Mr Piripi says a Maori name would be a unifying force for this country:

“The term Aotearoa is an ancient term of course, arrived with Kupe, so it has huge credibility as a term of usage in Aotearoa since about 600 AD, so even in terms of usage and historical association, the term Aotearoa far outstrips the term New Zealand,” Piripi said.


Te Ohu Kaimoana Trust has rejected a call from a Tuhoe group to withhold Maori fisheries settlement assets from the Bay of Plenty tribe until it can resolve internal divisions.

Te Ohu Kaimoana has confirmed the Tuhoe Fisheries Charitable Trust has the mandate to receive $17 million in quota, cash and shares on behalf of the iwi.

Chief executive Peter Douglas says Te Kotahi a Tuhoe, which opposes the handover, was unable to win enough support to derail the deal.

He says the charitable trust won its mandating ballot by 87 percent.

“We're required when an iwi organisation has all the information, and provides the evidence of that information, that they are ready to be mandated as the iwi organisation for that tribe, to take them seriously and fulfill the requirements of our act. Now the Tuhoe Fisheries Charitable Trust had completed all that was required of them. It would be remiss of us if we were to ignore that,” Douglas said.

Peter Douglas says 60 percent of the commission's assets have now been allocated to 34 mandated iwi organisations.


A Waikato University masters student says a warning system which predict the effects of coastal storms could help Maori involved in environmental and heritage management.
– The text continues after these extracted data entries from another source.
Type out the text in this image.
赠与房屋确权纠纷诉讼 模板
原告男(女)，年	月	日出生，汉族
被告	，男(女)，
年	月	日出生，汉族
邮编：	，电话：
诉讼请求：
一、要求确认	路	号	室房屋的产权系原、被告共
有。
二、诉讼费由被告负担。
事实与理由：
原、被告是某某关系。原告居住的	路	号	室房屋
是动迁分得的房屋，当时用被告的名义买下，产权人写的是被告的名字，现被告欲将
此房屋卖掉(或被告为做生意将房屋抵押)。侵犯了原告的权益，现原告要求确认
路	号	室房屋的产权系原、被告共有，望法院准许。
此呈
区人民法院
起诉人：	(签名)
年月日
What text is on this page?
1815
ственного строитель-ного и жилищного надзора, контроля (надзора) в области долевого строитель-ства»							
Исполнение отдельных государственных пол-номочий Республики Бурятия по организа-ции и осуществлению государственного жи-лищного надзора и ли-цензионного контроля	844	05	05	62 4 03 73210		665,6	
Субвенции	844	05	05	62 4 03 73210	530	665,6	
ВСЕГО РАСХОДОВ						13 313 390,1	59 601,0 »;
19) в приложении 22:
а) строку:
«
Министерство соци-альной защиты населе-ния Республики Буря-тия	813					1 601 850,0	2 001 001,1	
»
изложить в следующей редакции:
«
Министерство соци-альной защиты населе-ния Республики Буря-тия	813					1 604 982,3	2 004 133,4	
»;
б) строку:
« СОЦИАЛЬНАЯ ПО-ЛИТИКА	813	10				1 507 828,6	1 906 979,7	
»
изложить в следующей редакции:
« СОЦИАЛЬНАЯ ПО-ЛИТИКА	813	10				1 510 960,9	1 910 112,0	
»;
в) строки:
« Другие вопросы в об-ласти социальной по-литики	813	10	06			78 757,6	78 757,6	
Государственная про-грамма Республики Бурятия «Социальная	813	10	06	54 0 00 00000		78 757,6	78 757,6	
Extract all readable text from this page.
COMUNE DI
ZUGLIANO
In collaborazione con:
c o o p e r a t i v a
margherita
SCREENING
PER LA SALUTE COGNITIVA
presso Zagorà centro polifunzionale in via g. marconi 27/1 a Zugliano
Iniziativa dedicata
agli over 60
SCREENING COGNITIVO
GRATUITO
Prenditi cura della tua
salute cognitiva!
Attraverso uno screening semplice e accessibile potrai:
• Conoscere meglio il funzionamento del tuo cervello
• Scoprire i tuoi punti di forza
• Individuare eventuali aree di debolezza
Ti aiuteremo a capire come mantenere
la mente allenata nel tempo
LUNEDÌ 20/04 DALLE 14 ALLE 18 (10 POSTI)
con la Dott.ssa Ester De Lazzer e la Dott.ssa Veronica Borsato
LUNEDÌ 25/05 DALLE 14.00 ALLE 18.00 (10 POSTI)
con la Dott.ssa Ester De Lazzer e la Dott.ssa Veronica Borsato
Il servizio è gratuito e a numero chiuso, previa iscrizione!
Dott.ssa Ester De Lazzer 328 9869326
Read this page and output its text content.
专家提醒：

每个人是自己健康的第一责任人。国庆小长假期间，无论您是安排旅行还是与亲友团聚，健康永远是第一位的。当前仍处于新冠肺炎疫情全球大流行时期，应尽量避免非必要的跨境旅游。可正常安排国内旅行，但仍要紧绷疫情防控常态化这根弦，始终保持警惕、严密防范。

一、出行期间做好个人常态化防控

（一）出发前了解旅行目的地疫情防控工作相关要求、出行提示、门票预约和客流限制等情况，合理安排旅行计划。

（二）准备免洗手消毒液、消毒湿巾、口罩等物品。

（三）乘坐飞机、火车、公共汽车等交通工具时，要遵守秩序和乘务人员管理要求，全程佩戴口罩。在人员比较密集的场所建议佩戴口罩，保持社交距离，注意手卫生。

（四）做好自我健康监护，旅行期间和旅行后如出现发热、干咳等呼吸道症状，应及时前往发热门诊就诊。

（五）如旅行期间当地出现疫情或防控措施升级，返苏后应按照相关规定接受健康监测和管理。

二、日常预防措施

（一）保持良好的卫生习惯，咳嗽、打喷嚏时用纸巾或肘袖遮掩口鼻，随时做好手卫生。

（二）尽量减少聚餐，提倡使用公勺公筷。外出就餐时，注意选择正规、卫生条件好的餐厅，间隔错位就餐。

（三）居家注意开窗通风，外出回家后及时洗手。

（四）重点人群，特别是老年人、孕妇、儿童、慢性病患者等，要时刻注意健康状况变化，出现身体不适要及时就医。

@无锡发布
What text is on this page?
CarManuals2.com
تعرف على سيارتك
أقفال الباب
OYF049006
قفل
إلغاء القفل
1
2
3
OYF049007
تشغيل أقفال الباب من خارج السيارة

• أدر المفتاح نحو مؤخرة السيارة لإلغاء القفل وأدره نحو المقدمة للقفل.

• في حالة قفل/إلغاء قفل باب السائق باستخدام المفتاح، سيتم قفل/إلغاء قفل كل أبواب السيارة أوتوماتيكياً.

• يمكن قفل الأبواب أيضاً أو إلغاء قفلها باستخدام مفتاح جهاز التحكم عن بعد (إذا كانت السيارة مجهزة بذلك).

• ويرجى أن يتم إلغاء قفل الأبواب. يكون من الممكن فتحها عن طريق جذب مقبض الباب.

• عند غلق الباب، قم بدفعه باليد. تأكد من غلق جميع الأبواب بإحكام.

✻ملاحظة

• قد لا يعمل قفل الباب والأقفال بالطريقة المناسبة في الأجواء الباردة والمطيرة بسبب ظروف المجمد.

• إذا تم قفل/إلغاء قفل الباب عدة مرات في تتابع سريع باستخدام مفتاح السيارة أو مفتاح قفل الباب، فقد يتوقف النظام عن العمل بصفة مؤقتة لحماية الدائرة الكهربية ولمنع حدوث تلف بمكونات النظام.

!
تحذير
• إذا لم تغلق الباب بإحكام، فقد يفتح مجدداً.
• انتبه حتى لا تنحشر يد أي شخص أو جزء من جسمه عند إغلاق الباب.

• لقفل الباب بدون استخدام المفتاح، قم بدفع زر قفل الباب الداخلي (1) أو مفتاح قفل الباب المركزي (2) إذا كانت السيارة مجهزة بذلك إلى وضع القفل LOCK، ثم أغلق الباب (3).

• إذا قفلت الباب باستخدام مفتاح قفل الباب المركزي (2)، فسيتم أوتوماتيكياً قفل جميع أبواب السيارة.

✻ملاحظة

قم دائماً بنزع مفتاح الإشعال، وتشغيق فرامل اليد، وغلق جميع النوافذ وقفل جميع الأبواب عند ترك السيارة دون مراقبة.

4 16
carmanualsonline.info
Summer Salmon from Ngati Paoa and Ngati Raukawa has received a $10,000 a year Te Tipu Putaiao Fellowship from the Foundation for Research Science and Technology to develop a mathematical model of storm damage.

Ms Salmon says she is working with the National Institute for Water and Atmosphere on making her work accessible.

“NIWA is working with me as well and they are hoping to put up a website where not only scientists but hopefully the general public will be able to access so they’ll be able to see what is coming they’ll be able to forecast whether there is going to be any storm events occurring,” Summer said.

Summer Salmon says knowing the likely effects of storms could help iwi protect coastal wahi tapu or important kaimoana grounds.


It's not often the final of a national sporting championship is played on a Monday Night, but that's what's happening tonight in Auckland.

The Canterbury Bulls will take on the Auckland Lions at Mount Smart Stadium to determine who takes home the Bartercard Cup, Rugby League's premier domestic competition.

It's played on a Monday night because that's when Maori Televison has broadcast a live game every week for the past six months.

Executive producer for sport Baily Mackie says it's part of a plan to build a wider audience for the Maori channel, and league was an ideal match.

Baily Macky says Maori Television has also secured the replay rights for the Tri Nations series starting early next month.